The agreement says explicitly that Norway can get its heavy water back if Israel refuses inspection. Retrieving heavy water is simple — it is shipped in barrels. Its loss to Israel would probably shut down the Dimona reactor, the key to Israel’s nuclear weapon program.
Should Norway demand its water back? If it doesn’t, it must watch helplessly while Israel uses it to make atomic bombs. If it does, it will take a stand that other suppliers must support. The entire world nuclear trade is based on the assumption that importers will not break the inspection pledge. If countries could import nuclear materials under the pledge, and then break it, the nuclear supplier countries would simply be selling bomb factories. Not even the United States could endorse such a breach. If Norway wanted to, it could embarrass Israel and isolate it diplomatically.

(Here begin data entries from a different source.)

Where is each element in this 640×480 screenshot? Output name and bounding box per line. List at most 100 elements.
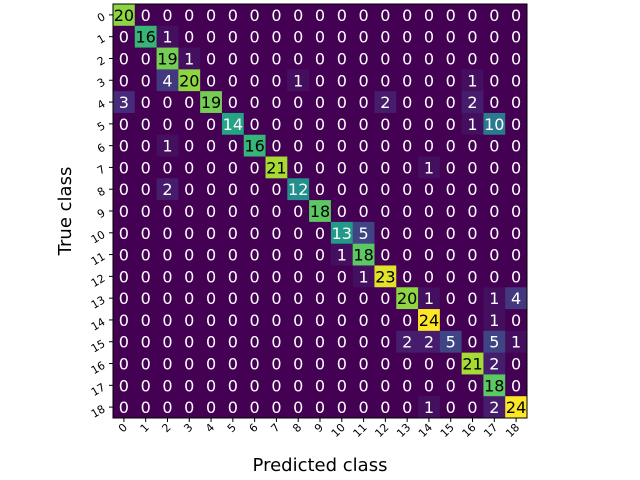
cell-value-label: 0 <box>402 202 412 221</box>
cell-value-label: 0 <box>467 6 477 25</box>
heatmap-cell <box>330 112 354 136</box>
heatmap-cell <box>287 69 310 92</box>
cell-value-label: 0 <box>119 137 129 156</box>
heatmap-cell <box>134 69 158 92</box>
cell-value-label: 0 <box>206 355 216 374</box>
heatmap-cell <box>352 156 375 179</box>
cell-value-label: 0 <box>206 224 216 243</box>
heatmap-cell <box>330 243 354 266</box>
heatmap-cell <box>461 91 484 114</box>
heatmap-cell <box>330 396 354 419</box>
cell-value-label: 0 <box>184 115 194 134</box>
heatmap-cell <box>418 25 441 49</box>
cell-value-label: 0 <box>271 376 281 395</box>
cell-value-label: 0 <box>511 49 521 68</box>
x-tick-label: 2 <box>159 421 173 435</box>
cell-value-label: 0 <box>250 333 260 352</box>
cell-value-label: 0 <box>380 28 390 47</box>
cell-value-label: 0 <box>337 311 347 330</box>
heatmap-cell <box>396 47 419 70</box>
heatmap-cell <box>374 134 397 158</box>
heatmap-cell <box>178 396 201 419</box>
heatmap-cell <box>265 4 288 27</box>
cell-value-label: 0 <box>337 93 347 112</box>
cell-value-label: 0 <box>250 28 260 47</box>
cell-value-label: 0 <box>162 267 172 286</box>
cell-value-label: 0 <box>206 49 216 68</box>
heatmap-cell <box>330 221 354 245</box>
cell-value-label: 0 <box>511 246 521 265</box>
heatmap-cell <box>243 25 267 49</box>
heatmap-cell <box>330 69 354 92</box>
heatmap-cell <box>352 69 375 92</box>
heatmap-cell <box>352 374 375 397</box>
heatmap-cell <box>439 243 463 266</box>
x-tick-label: 7 <box>268 421 282 435</box>
cell-value-label: 0 <box>271 137 281 156</box>
cell-value-label: 0 <box>119 289 129 308</box>
x-tick-label: 10 <box>329 421 348 440</box>
y-tick-label: 16 <box>89 359 108 377</box>
cell-value-label: 0 <box>206 115 216 134</box>
heatmap-cell <box>156 309 179 332</box>
heatmap-cell <box>396 200 419 223</box>
heatmap-cell <box>221 330 245 354</box>
heatmap-cell <box>221 200 245 223</box>
cell-value-label: 0 <box>141 224 151 243</box>
heatmap-cell <box>418 309 441 332</box>
cell-value-label: 0 <box>511 137 521 156</box>
heatmap-cell <box>287 352 310 375</box>
cell-value-label: 0 <box>337 355 347 374</box>
cell-value-label: 0 <box>489 202 499 221</box>
heatmap-cell <box>221 287 245 310</box>
cell-value-label: 0 <box>402 93 412 112</box>
heatmap-cell <box>374 309 397 332</box>
cell-value-label: 0 <box>467 246 477 265</box>
heatmap-cell <box>309 396 332 419</box>
y-tick-label: 9 <box>95 206 108 221</box>
x-axis-ticks: 0 1 2 3 4 5 6 7 8 9 10 11 12 13 14 15 16 17 18 <box>116 418 522 440</box>
heatmap-cell <box>461 374 484 397</box>
heatmap-cell <box>439 352 463 375</box>
cell-value-label: 2 <box>380 93 390 112</box>
x-tick-label: 0 <box>116 421 130 435</box>
heatmap-cell <box>243 221 267 245</box>
heatmap-cell <box>396 4 419 27</box>
cell-value-label: 0 <box>467 289 477 308</box>
cell-value-label: 1 <box>489 289 499 308</box>
x-axis-label: Predicted class <box>253 455 388 476</box>
heatmap-cell <box>374 287 397 310</box>
heatmap-cell <box>221 352 245 375</box>
heatmap-cell <box>134 243 158 266</box>
y-tick-label: 1 <box>95 32 108 47</box>
heatmap-cell <box>461 396 484 419</box>
cell-value-label: 0 <box>141 267 151 286</box>
cell-value-label: 0 <box>250 180 260 199</box>
y-tick-label: 12 <box>89 272 108 290</box>
cell-value-label: 0 <box>337 49 347 68</box>
cell-value-label: 0 <box>315 267 325 286</box>
heatmap-cell <box>221 69 245 92</box>
cell-value-label: 0 <box>271 202 281 221</box>
cell-value-label: 0 <box>402 158 412 177</box>
cell-value-label: 0 <box>511 224 521 243</box>
cell-value-label: 0 <box>184 158 194 177</box>
cell-value-label: 0 <box>446 137 456 156</box>
cell-value-label: 0 <box>162 246 172 265</box>
cell-value-label: 0 <box>162 289 172 308</box>
cell-value-label: 1 <box>293 71 303 90</box>
heatmap-cell <box>483 69 506 92</box>
cell-value-label: 0 <box>119 333 129 352</box>
heatmap-cell <box>221 243 245 266</box>
heatmap-cell <box>396 396 419 419</box>
heatmap-cell <box>330 309 354 332</box>
cell-value-label: 0 <box>358 28 368 47</box>
heatmap-cell <box>221 265 245 288</box>
cell-value-label: 0 <box>315 49 325 68</box>
cell-value-label: 0 <box>141 158 151 177</box>
cell-value-label: 0 <box>380 289 390 308</box>
heatmap-cell <box>287 112 310 136</box>
cell-value-label: 0 <box>489 71 499 90</box>
cell-value-label: 0 <box>315 355 325 374</box>
heatmap-cell <box>396 330 419 354</box>
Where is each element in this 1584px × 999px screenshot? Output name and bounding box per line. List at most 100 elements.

A courageous stand by Norway could have very great effects. By its example, it could cause other suppliers to keep a closer eye on their recipients. It might even start the world thinking that there should be fewer countries with nuclear weapons, instead of more. If Norway could achieve that, the heroes of Telemark would be proud.
Gary Milhollin is Professor of Law, University of Wisconsin Law School.